Computer Science Colloquium
Big Data: Statistical and Computational Challenges and Opportunities
Nando de Freitas, University of British Columbia
March 27, 2013
Warren Weaver Hall, 1302
251 Mercer Street
New York, NY 10012
Spring 2013 Colloquia Calendar
I will review several successful consumer products and argue that huge datasets played a central role in their construction. Among these products, I will describe Zite, a personalized magazine built by my team and acquired by CNN, which uses massive classifiers to label nearly a billion documents and personalize content for millions of users. I will then discuss two machine learning ideas at the core of many of these products: Ensemble methods and Bayesian optimization. I will briefly present new theoretical results on online random forests, a very popular ensemble method, and point out theoretical problems and practical challenges in scaling this technique further. I will conclude with an overview of Bayesian optimization, present our theoretical advances in this area, and share our experiences in applying this technique to automatic algorithm configuration, information extraction, massive online analytics and intelligent user interfaces.
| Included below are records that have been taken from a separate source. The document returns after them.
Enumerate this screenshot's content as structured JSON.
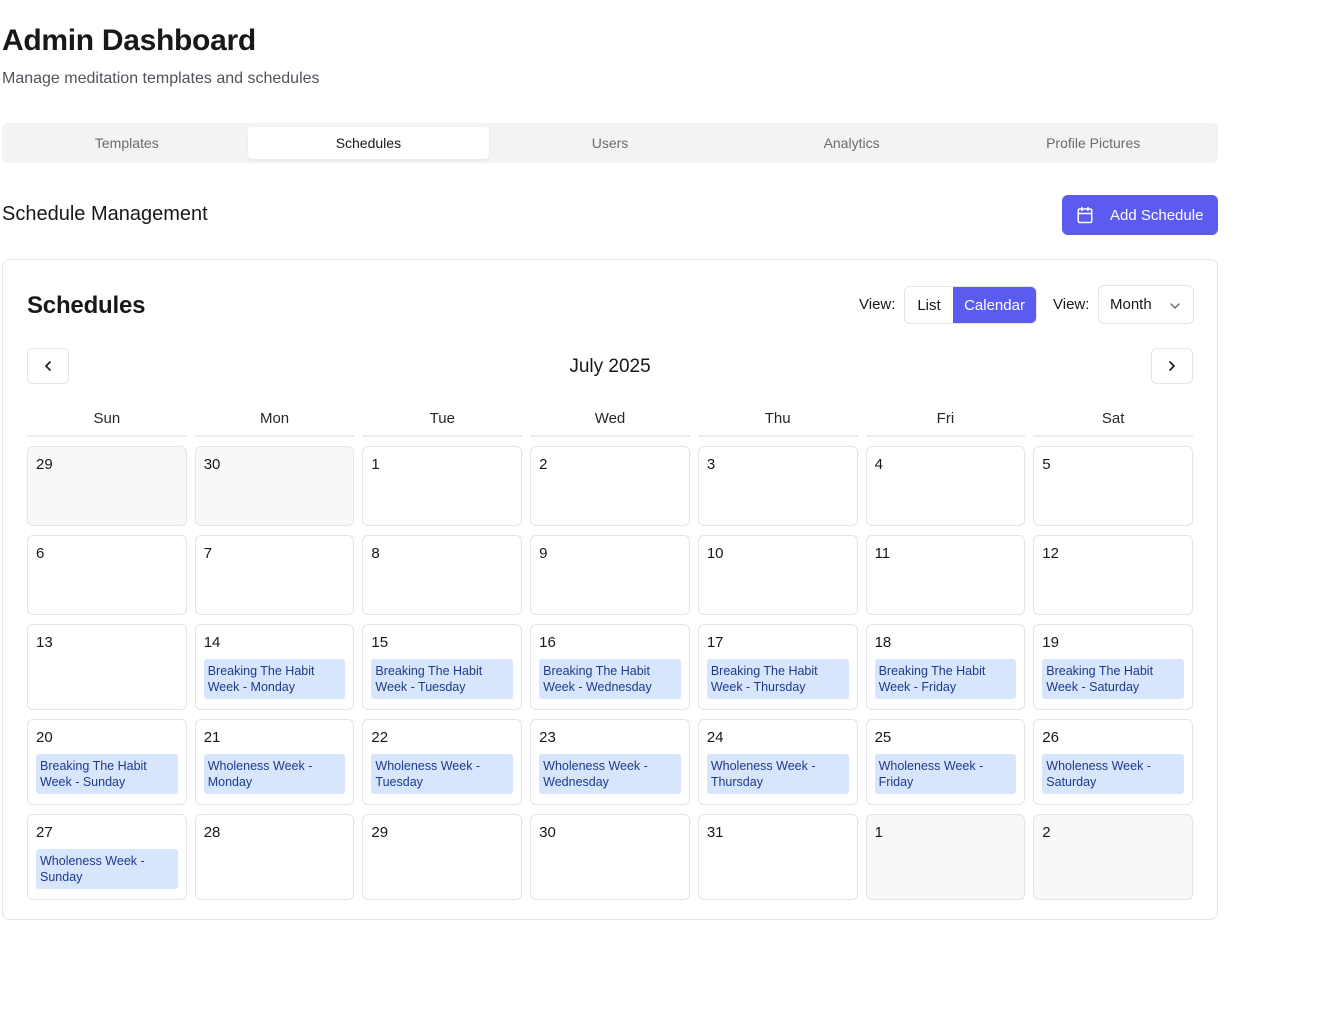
{
  "header": {
    "title": "Admin Dashboard",
    "subtitle": "Manage meditation templates and schedules"
  },
  "tabs": [
    {
      "label": "Templates",
      "active": false
    },
    {
      "label": "Schedules",
      "active": true
    },
    {
      "label": "Users",
      "active": false
    },
    {
      "label": "Analytics",
      "active": false
    },
    {
      "label": "Profile Pictures",
      "active": false
    }
  ],
  "section": {
    "title": "Schedule Management",
    "add_button_label": "Add Schedule",
    "add_button_icon": "calendar-icon"
  },
  "colors": {
    "accent": "#5b5bf0",
    "event_bg": "#d7e5fd",
    "event_text": "#1e3a8a"
  },
  "card": {
    "title": "Schedules",
    "view_label_1": "View:",
    "view_label_2": "View:",
    "toggle": {
      "list": "List",
      "calendar": "Calendar",
      "selected": "Calendar"
    },
    "select_value": "Month"
  },
  "calendar": {
    "month_label": "July 2025",
    "weekdays": [
      "Sun",
      "Mon",
      "Tue",
      "Wed",
      "Thu",
      "Fri",
      "Sat"
    ],
    "weeks": [
      [
        {
          "day": "29",
          "outside": true
        },
        {
          "day": "30",
          "outside": true
        },
        {
          "day": "1"
        },
        {
          "day": "2"
        },
        {
          "day": "3"
        },
        {
          "day": "4"
        },
        {
          "day": "5"
        }
      ],
      [
        {
          "day": "6"
        },
        {
          "day": "7"
        },
        {
          "day": "8"
        },
        {
          "day": "9"
        },
        {
          "day": "10"
        },
        {
          "day": "11"
        },
        {
          "day": "12"
        }
      ],
      [
        {
          "day": "13"
        },
        {
          "day": "14",
          "event": "Breaking The Habit Week - Monday"
        },
        {
          "day": "15",
          "event": "Breaking The Habit Week - Tuesday"
        },
        {
          "day": "16",
          "event": "Breaking The Habit Week - Wednesday"
        },
        {
          "day": "17",
          "event": "Breaking The Habit Week - Thursday"
        },
        {
          "day": "18",
          "event": "Breaking The Habit Week - Friday"
        },
        {
          "day": "19",
          "event": "Breaking The Habit Week - Saturday"
        }
      ],
      [
        {
          "day": "20",
          "event": "Breaking The Habit Week - Sunday"
        },
        {
          "day": "21",
          "event": "Wholeness Week - Monday"
        },
        {
          "day": "22",
          "event": "Wholeness Week - Tuesday"
        },
        {
          "day": "23",
          "event": "Wholeness Week - Wednesday"
        },
        {
          "day": "24",
          "event": "Wholeness Week - Thursday"
        },
        {
          "day": "25",
          "event": "Wholeness Week - Friday"
        },
        {
          "day": "26",
          "event": "Wholeness Week - Saturday"
        }
      ],
      [
        {
          "day": "27",
          "event": "Wholeness Week - Sunday"
        },
        {
          "day": "28"
        },
        {
          "day": "29"
        },
        {
          "day": "30"
        },
        {
          "day": "31"
        },
        {
          "day": "1",
          "outside": true
        },
        {
          "day": "2",
          "outside": true
        }
      ]
    ]
  }
}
Nando de Freitas is a full professor in machine learning at the department of computer science at UBC. He is also an associate member of statistics and cognitive systems. He received his PhD from Cambridge University early in 2000, and was a postdoctoral fellow at UC Berkeley for two years before joining UBC. He is a fellow of the Canadian Institute For Advanced Research (CIFAR) in the successful Neural Computation and Adaptive Perception program. Among his recent awards are the 2012 Charles A. McDowell Award for Excellence in Research and the 2010 Mathematics of Information Technology and Complex Systems (MITACS) Young Researcher Award.